# Jotul Combi #1



## larrypac (Jan 5, 2012)

I just bought a Jotul Combi #1 for my camp.  It seems to be in pretty good condition.  Door does not slide to smoothly but I did not see any broken parts underneath it.  Can anyone give me clearances for this stove?  I have searched this site and the net in general with no luck.  Thanks, Larry


----------



## Gunks (Feb 3, 2012)

Just came across your post.  I used to have a Jotul #1.  As you can see from the picture, there is not a lot of clearance on the back and the sides.  I am not sure if it's up to code since the stove came with the house.  We used it for about 8 years before we replaced it.


----------



## stoveguy13 (Feb 3, 2012)

dose it have a listing plate on it?


----------



## begreen (Feb 3, 2012)

Nice, it looks to be in pretty good shape. If I recall right, this stove had fairly stiff clearance requirements. It can really put out some heat. That's why you see it in settings with brick wall shield for clearance reduction. If no plate with clearances on the back of the stove it needs to be 36" from combustibles, in all directions. For the sticky door, try some graphite on the hinge pivots. 

At a minimum I would follow these guidelines for this stove:
https://www.hearth.com/econtent/index.php/articles/wood_stove_clearances_installing_it_safely

if you need to reduce clearances, here is a table showing options:
https://www.hearth.com/econtent/index.php/wiki/NFPA_Wall_Clearance_Reductions/


----------



## webbie (Feb 3, 2012)

Somebody somewhere has a manual - I am sure of that.
It's just a matter of finding one. 

Hopefully someone will read this post and help. 

I know these stoves were not very close clearance, because they put out a lot of heat!
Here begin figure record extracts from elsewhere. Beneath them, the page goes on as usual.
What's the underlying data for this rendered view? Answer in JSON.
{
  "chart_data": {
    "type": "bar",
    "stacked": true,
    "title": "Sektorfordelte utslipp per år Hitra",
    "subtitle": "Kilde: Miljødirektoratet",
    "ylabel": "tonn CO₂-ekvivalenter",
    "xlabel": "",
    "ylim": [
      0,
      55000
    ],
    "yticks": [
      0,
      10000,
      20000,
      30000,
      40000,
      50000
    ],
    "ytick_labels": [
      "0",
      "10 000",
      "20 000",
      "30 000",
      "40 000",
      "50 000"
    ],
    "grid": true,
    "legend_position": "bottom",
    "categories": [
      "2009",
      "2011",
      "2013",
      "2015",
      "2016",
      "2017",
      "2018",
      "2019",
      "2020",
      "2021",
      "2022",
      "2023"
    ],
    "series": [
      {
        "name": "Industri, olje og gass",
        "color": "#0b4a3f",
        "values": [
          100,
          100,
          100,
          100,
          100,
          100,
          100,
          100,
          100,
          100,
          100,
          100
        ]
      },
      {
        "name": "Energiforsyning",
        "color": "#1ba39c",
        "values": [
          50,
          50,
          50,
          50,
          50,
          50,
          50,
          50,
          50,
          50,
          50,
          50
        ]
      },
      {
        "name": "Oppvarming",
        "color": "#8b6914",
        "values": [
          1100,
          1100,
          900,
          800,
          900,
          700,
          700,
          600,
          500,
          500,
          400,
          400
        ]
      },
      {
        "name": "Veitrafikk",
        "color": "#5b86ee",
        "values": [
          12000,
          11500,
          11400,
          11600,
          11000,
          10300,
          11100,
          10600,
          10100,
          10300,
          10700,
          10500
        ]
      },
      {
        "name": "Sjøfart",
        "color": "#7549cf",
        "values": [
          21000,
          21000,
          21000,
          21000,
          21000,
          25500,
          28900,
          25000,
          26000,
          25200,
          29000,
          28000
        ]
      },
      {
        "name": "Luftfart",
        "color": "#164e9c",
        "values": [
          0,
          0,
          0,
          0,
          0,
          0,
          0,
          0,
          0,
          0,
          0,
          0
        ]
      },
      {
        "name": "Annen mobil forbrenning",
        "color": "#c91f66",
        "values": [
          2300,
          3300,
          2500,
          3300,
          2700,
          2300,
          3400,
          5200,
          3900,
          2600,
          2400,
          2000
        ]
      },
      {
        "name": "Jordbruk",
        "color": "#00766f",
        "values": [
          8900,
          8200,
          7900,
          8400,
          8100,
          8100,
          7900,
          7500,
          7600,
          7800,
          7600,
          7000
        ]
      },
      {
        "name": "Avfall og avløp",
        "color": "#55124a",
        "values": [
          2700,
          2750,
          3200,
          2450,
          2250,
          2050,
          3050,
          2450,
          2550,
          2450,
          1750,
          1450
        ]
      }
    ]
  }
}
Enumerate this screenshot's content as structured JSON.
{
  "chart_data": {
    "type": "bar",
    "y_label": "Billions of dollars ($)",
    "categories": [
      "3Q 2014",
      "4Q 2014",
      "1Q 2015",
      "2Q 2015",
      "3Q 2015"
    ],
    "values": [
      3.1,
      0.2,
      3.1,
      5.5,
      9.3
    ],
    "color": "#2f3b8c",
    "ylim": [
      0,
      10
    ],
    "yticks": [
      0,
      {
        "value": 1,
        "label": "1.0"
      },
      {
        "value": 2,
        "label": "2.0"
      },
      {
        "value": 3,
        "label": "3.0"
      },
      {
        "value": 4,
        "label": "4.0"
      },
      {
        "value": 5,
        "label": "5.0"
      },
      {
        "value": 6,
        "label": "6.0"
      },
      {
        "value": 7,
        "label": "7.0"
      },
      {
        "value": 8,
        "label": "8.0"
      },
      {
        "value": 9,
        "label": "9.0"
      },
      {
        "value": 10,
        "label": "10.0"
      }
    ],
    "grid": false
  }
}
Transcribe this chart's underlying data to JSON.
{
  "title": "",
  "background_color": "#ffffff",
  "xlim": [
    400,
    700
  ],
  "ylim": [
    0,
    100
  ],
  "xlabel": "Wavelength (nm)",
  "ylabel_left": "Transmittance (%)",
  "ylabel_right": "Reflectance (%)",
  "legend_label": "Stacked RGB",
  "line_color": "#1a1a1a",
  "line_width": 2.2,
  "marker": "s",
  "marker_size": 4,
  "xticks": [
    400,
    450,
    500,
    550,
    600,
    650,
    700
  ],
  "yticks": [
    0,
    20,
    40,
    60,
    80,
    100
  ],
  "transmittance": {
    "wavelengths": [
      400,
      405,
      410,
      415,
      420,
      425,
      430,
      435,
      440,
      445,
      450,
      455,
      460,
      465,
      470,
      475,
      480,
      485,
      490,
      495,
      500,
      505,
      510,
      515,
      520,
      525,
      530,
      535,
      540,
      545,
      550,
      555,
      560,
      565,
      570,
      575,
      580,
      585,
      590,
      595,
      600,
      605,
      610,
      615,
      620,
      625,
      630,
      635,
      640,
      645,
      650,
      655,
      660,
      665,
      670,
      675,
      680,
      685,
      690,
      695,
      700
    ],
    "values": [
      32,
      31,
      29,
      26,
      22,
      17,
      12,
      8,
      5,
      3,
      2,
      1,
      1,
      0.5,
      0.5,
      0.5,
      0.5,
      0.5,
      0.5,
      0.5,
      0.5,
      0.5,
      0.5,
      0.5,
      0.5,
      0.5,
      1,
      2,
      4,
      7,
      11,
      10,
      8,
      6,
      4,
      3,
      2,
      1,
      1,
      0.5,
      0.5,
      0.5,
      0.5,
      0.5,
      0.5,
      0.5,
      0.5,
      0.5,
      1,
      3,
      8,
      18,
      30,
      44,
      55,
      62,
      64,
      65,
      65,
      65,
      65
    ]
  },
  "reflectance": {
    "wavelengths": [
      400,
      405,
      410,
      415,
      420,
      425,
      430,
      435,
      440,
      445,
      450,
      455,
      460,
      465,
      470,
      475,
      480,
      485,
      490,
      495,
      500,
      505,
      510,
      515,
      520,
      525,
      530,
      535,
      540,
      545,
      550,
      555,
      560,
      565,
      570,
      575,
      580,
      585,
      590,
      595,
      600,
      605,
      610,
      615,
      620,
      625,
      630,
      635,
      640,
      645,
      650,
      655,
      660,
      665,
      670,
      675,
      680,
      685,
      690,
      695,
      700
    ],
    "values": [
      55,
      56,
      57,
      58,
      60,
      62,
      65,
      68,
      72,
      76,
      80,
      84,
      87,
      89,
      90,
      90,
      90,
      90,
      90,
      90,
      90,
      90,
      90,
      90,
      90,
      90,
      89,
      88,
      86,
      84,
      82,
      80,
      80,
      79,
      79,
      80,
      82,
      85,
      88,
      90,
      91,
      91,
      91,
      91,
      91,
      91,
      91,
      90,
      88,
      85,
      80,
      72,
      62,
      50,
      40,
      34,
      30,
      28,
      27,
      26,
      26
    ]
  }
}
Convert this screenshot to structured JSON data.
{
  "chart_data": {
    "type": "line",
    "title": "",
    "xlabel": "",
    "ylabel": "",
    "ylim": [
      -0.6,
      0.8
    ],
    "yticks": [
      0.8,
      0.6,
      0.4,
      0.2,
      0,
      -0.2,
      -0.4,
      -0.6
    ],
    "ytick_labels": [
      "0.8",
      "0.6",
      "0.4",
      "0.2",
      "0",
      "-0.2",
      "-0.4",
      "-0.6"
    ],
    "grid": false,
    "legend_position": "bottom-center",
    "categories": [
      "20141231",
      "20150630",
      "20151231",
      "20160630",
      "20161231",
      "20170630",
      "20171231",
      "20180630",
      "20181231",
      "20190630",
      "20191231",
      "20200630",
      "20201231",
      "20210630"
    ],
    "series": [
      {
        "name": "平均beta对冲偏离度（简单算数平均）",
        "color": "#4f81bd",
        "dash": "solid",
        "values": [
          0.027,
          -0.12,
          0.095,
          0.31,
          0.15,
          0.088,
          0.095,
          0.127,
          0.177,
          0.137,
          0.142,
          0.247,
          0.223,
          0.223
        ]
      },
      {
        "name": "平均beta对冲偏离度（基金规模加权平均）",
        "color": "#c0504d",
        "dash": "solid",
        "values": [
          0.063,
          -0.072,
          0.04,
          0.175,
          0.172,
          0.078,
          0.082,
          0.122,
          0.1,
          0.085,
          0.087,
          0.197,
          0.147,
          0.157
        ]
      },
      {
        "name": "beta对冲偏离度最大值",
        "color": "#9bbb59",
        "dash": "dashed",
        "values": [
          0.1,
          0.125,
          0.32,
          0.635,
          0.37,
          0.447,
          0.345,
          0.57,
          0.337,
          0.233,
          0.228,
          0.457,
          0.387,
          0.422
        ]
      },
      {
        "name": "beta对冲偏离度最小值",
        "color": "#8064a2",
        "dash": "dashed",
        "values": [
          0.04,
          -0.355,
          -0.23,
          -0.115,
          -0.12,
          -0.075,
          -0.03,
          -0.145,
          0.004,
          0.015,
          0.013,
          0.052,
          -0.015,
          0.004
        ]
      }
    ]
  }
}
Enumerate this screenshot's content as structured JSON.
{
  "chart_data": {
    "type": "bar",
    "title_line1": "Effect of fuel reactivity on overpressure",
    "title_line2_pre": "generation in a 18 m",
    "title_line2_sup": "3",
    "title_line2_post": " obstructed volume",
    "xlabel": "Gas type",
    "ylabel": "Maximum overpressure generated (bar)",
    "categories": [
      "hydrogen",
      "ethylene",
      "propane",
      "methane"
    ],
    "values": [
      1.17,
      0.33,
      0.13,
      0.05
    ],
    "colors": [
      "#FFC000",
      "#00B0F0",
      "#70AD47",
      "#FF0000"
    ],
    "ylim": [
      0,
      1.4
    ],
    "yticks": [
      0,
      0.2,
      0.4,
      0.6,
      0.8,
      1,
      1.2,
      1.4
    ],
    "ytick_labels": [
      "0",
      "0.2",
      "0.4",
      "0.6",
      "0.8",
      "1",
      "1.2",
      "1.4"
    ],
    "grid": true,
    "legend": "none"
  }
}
That said, the UL listed clearance might be a little closer than the 36" due to the size and shape of the stove (not as many large flat walls).

I seem to remember some reduced clearances (maybe 24") in a corner installation. 
Hey, if you are a Facebook member, post a quick request on their (jotul facebook) site - maybe one of their FB followers or someone in the tech dept has one......


----------